Staus is now among a group of four workers who say they are refusing a “significant” settlement offer in a federal National Labor Relations Board case accusing UPMC of several unfair labor practices including retaliating against employees for their unionization efforts. Neither the workers refusing the settlement nor the Service Employees International Union will reveal the amount of the settlement because the NLRB case is still pending.
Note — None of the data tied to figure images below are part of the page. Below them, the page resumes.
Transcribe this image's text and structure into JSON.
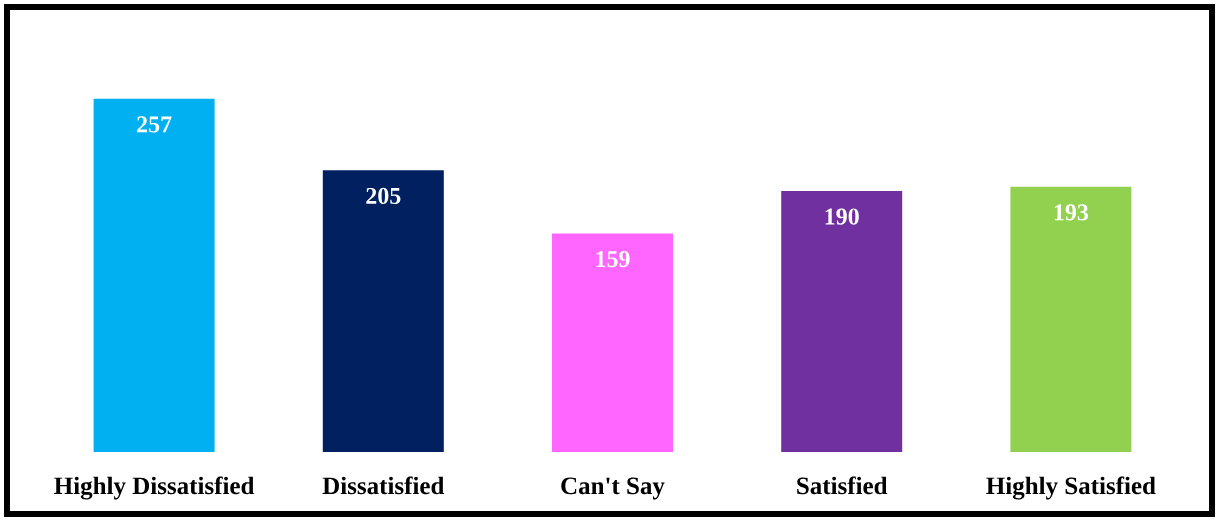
{
  "chart_data": {
    "type": "bar",
    "categories": [
      "Highly Dissatisfied",
      "Dissatisfied",
      "Can't Say",
      "Satisfied",
      "Highly Satisfied"
    ],
    "values": [
      257,
      205,
      159,
      190,
      193
    ],
    "colors": [
      "#00b0f0",
      "#002060",
      "#ff66ff",
      "#7030a0",
      "#92d050"
    ],
    "data_labels": true
  }
}
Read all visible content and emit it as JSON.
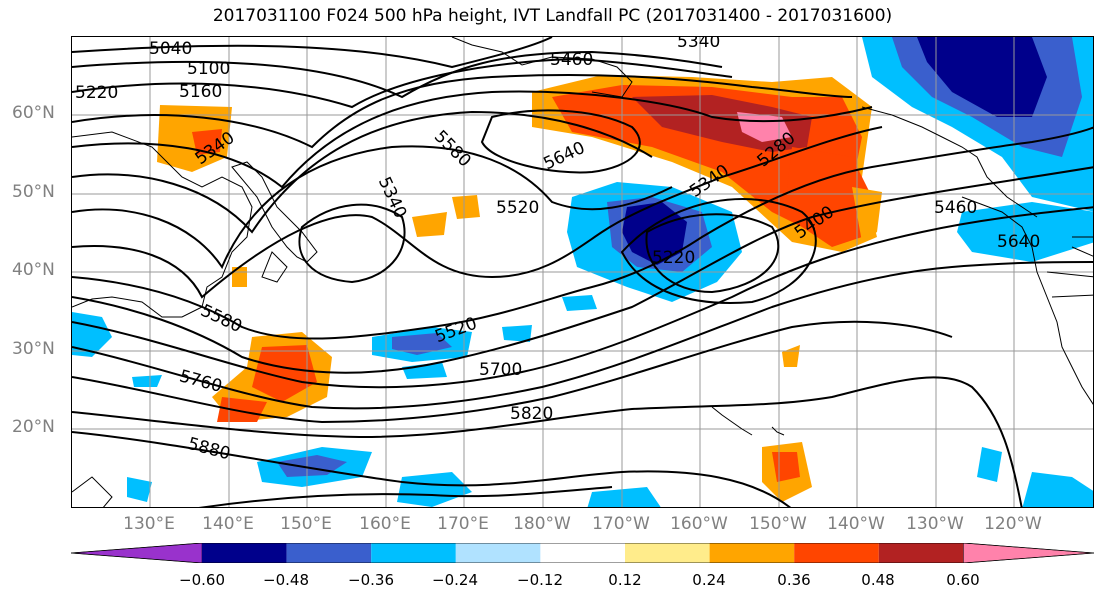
{
  "title": "2017031100 F024 500 hPa height, IVT Landfall PC (2017031400 - 2017031600)",
  "latitude_labels": [
    "60°N",
    "50°N",
    "40°N",
    "30°N",
    "20°N"
  ],
  "longitude_labels": [
    "130°E",
    "140°E",
    "150°E",
    "160°E",
    "170°E",
    "180°W",
    "170°W",
    "160°W",
    "150°W",
    "140°W",
    "130°W",
    "120°W"
  ],
  "contour_labels": [
    "5040",
    "5100",
    "5160",
    "5220",
    "5340",
    "5460",
    "5340",
    "5580",
    "5640",
    "5520",
    "5340",
    "5280",
    "5340",
    "5400",
    "5460",
    "5640",
    "5220",
    "5580",
    "5520",
    "5700",
    "5760",
    "5820",
    "5880"
  ],
  "colorbar": {
    "ticks": [
      "−0.60",
      "−0.48",
      "−0.36",
      "−0.24",
      "−0.12",
      "0.12",
      "0.24",
      "0.36",
      "0.48",
      "0.60"
    ],
    "colors": [
      "#9932cc",
      "#00008b",
      "#3a5fcd",
      "#00bfff",
      "#b0e2ff",
      "#ffffff",
      "#ffec8b",
      "#ffa500",
      "#ff4500",
      "#b22222",
      "#ff82ab"
    ]
  }
}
A UPMC spokesperson declined comment when asked about the settlement.
From Yahoo – U.S. Capitol workers, others strike for higher pay, union:
WASHINGTON (Reuters) – Hundreds of striking federal contract workers, including for the first time some from the U.S. Capitol, rallied on Thursday to urge President Barack Obama to boost pay and spur unionization.
From The New York Times – VW to Allow Labor Groups to Represent Workers at Chattanooga Plant:
Volkswagen announced a new policy on Wednesday that was likely to allow several labor groups, including the United Automobile Workers, to represent employees at the company’s Chattanooga, Tenn., plant.
The U.A.W. applauded the move because it would mean partial recognition of the union and regular discussions between management and the U.A.W., and perhaps other labor groups as well. For years, the union has been straining to get a foothold in any of the foreign-owned auto plants in the South.
But VW’s new policy stops short of the U.A.W.’s ultimate goal of being the exclusive union and bargaining agent for the plant’s workers.